Structure of balanced tree contains root (only 1 page) at top level and subsequent lower levels (1 or more pages). For example there are 3 levels, i.e. : level1, level2, level3. Each records in level1 points to each page(s) in level2 and each rows in level2 will point to each page(s). In same level where there might be more than one pages (except level1), there is double linked list connecting one page to next page so that it is possible SQL Server parses from one page to other page at same level.
To get information how many index level on existing index, you can query function INDEXPROPERTY with parameter IndexDepth. Type in books online regarding to INDEXPROPERTY function and you will get list of input parameter which one of them has description for IndexDepth. How about non existing index? You can still have a way to estimate how many level that a index would have by following the following calculation :
1. Get information number of rows in a table. For example you have 1 million rows in orders table.
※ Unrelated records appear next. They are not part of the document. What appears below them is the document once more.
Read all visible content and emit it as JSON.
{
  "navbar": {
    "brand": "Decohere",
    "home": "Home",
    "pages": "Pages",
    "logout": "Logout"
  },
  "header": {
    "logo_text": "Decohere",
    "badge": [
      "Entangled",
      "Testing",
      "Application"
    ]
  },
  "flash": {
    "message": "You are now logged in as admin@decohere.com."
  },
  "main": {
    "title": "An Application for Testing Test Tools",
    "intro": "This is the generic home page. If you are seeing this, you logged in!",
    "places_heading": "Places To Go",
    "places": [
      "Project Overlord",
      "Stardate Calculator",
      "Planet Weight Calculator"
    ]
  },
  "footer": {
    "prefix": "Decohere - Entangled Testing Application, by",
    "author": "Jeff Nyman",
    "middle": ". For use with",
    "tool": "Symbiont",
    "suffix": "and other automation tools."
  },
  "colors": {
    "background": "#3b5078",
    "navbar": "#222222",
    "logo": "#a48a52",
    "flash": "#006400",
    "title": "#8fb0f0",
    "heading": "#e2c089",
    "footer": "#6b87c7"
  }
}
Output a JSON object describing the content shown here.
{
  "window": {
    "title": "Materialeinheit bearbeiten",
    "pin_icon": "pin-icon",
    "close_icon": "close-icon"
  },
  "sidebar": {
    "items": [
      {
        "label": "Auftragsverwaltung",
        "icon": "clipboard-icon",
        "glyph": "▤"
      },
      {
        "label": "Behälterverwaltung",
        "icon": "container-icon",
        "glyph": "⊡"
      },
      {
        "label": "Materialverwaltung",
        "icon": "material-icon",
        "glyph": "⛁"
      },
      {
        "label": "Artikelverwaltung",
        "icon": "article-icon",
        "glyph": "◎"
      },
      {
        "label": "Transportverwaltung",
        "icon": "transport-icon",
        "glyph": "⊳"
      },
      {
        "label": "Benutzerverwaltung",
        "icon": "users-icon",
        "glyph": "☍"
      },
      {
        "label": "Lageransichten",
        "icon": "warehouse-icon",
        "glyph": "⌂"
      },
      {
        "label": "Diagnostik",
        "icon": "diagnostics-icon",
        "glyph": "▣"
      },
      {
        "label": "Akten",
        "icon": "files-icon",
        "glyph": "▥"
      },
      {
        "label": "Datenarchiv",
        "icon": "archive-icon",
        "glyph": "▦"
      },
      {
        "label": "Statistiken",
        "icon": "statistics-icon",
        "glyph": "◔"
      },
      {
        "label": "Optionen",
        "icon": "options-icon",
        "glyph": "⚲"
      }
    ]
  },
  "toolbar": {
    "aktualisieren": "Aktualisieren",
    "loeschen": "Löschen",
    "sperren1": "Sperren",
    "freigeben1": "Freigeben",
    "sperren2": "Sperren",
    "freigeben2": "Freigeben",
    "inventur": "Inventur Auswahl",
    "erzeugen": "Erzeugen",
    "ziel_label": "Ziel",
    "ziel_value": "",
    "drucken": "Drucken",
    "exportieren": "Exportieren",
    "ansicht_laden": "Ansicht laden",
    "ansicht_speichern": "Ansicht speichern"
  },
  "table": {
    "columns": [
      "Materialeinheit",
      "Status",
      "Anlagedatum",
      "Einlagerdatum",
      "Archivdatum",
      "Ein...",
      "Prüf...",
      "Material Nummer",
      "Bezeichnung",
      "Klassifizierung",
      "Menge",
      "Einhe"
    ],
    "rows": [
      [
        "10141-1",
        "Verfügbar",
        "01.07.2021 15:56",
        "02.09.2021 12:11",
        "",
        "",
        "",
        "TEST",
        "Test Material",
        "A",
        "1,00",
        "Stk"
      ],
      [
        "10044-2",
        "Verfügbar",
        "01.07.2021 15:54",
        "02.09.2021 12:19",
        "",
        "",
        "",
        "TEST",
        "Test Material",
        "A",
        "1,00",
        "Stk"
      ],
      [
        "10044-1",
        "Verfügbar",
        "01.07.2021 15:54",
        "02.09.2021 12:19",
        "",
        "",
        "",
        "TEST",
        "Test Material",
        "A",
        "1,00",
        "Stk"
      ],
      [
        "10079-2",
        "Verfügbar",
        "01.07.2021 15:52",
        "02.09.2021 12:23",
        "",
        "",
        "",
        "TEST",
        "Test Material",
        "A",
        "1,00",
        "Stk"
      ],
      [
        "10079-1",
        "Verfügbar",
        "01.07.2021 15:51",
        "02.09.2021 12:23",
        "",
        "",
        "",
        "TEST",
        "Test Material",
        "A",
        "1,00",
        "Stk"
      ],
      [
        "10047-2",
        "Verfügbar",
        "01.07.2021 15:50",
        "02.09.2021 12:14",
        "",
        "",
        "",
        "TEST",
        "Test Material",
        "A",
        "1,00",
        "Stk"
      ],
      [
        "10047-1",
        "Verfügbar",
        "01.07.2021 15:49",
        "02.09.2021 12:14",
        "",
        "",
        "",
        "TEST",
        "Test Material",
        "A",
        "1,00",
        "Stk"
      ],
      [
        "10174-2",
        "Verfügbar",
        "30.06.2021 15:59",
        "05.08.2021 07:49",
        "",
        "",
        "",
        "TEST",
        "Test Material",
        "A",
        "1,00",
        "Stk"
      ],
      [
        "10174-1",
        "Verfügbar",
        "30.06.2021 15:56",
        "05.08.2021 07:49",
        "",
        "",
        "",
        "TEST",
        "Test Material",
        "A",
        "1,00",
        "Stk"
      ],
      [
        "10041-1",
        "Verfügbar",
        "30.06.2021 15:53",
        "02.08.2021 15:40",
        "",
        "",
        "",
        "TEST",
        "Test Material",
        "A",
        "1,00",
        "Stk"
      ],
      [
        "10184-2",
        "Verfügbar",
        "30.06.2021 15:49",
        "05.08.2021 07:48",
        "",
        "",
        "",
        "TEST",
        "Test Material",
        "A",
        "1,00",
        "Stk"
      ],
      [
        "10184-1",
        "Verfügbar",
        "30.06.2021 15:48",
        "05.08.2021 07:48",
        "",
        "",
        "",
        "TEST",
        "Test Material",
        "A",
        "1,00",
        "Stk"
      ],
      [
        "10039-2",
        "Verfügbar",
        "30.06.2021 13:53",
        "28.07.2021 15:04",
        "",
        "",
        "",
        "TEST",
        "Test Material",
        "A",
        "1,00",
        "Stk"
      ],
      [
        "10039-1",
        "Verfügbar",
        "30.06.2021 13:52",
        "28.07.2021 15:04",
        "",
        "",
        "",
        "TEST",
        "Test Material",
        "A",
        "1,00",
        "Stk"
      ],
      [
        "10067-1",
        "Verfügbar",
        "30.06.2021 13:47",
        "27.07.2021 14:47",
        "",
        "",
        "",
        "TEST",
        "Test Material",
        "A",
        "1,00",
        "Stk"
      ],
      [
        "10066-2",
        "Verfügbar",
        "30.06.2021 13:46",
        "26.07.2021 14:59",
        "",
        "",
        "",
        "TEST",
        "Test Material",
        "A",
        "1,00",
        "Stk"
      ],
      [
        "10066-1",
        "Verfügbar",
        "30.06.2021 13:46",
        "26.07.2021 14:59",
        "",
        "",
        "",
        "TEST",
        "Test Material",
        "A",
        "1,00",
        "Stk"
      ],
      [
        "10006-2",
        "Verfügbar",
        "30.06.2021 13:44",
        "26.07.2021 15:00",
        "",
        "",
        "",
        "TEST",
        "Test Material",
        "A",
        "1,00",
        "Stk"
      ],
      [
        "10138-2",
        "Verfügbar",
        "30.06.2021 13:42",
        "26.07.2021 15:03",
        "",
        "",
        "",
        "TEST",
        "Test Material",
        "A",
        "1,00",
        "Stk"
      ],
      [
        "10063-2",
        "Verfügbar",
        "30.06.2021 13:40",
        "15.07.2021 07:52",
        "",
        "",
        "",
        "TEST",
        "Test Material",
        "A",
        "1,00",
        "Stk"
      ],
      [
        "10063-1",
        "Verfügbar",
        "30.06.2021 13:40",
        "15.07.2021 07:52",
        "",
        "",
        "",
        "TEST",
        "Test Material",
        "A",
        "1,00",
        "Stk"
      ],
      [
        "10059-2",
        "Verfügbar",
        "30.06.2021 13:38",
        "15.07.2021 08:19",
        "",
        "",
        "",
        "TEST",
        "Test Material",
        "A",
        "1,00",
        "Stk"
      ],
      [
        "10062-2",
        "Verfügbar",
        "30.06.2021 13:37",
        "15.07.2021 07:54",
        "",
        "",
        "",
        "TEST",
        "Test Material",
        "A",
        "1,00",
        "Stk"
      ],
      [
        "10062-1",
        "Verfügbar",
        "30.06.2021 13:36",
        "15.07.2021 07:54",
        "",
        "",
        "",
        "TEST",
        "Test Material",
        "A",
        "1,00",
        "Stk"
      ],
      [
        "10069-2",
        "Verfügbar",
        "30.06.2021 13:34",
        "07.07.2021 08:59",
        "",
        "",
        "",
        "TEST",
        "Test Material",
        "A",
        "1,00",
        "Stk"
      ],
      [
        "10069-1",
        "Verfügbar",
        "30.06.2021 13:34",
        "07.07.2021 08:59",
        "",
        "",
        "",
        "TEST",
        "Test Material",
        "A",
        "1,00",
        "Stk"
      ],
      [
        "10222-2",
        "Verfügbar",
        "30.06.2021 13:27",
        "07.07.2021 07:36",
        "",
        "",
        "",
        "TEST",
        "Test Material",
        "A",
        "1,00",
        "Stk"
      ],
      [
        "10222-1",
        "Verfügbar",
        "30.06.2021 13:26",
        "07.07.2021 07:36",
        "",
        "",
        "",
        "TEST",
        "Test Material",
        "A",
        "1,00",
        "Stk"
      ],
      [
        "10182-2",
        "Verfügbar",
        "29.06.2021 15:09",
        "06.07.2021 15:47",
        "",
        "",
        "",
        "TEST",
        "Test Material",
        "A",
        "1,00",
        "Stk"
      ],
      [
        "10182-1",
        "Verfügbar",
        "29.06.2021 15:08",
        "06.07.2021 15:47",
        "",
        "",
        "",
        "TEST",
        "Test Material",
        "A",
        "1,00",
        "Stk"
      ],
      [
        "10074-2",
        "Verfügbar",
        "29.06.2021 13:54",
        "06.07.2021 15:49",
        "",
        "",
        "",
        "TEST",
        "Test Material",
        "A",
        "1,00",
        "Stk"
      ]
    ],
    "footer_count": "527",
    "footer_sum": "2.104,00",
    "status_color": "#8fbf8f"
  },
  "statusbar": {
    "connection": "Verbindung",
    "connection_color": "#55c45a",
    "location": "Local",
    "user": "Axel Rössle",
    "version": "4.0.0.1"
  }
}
2. Determine row size of a table. If there is variable length data type such as varchar/nvarchar; you probably need to estimate how many characters will occupy for length specified to corresponding variable those length data types. For example you assume 50% of column length is counted. And see whether the column is null, if yes, then add 1 bit column overhead. At the end of all columns size is determined, add 2 byte pointer overhead. That’s because there is 2 byte pointer located at the end of every page. For example, row size for order table is 200 byte.
3. Determine page density. You will have your index has empty space so that it doesn’t fully fill up a page. You can refer page density to fill factor of an index, usually fill factor is 90%.
4. Calculate the number of rows that could fit into one page, the formula is (page size – header size) * page density / row size. Page size in SQL Server is 8192 byte, header size is 96 byte, page density is 0.9 and row size is 200 byte. The floor result is 36.
5. Calculate number of pages based on result on step 4, the formula is number of total rows divided by number of rows of each pages (1 million/36). The result is 27778 pages.
6. That’s the lowest level, now go up the upper level. Calculate average row size of a page providing size of index key column. If index key column is datetime type so the size is 8 byte. If it is not unique then there is additional 4 byte size as uniquifier, 2 bytes pointer located at the end of a page, pointer for linked list is 6 bytes plus internal overhead is 5 bytes, so total is 25 bytes if the index column is not unique or 21 bytes is index column is unique. For example the orderdate column is not unique.
7. Counter number of rows that fit in one page with same formula in point 4. The result is 291 rows per one page.
8. To get number of levels above leaf level, you get it from formula ceiling (log 27778 / log 291) = 2.
Total pages including leaf level is the previous result plus 1 (it is 3 for final result).
By getting know number of levels of a non-existing index, you will know the cost of index seeks. The cost equals to number of page it travels from root to required leaf level, whilst index scan will scan all leaf pages. The fewer pages it travels, the more efficient access method of a corresponding query is.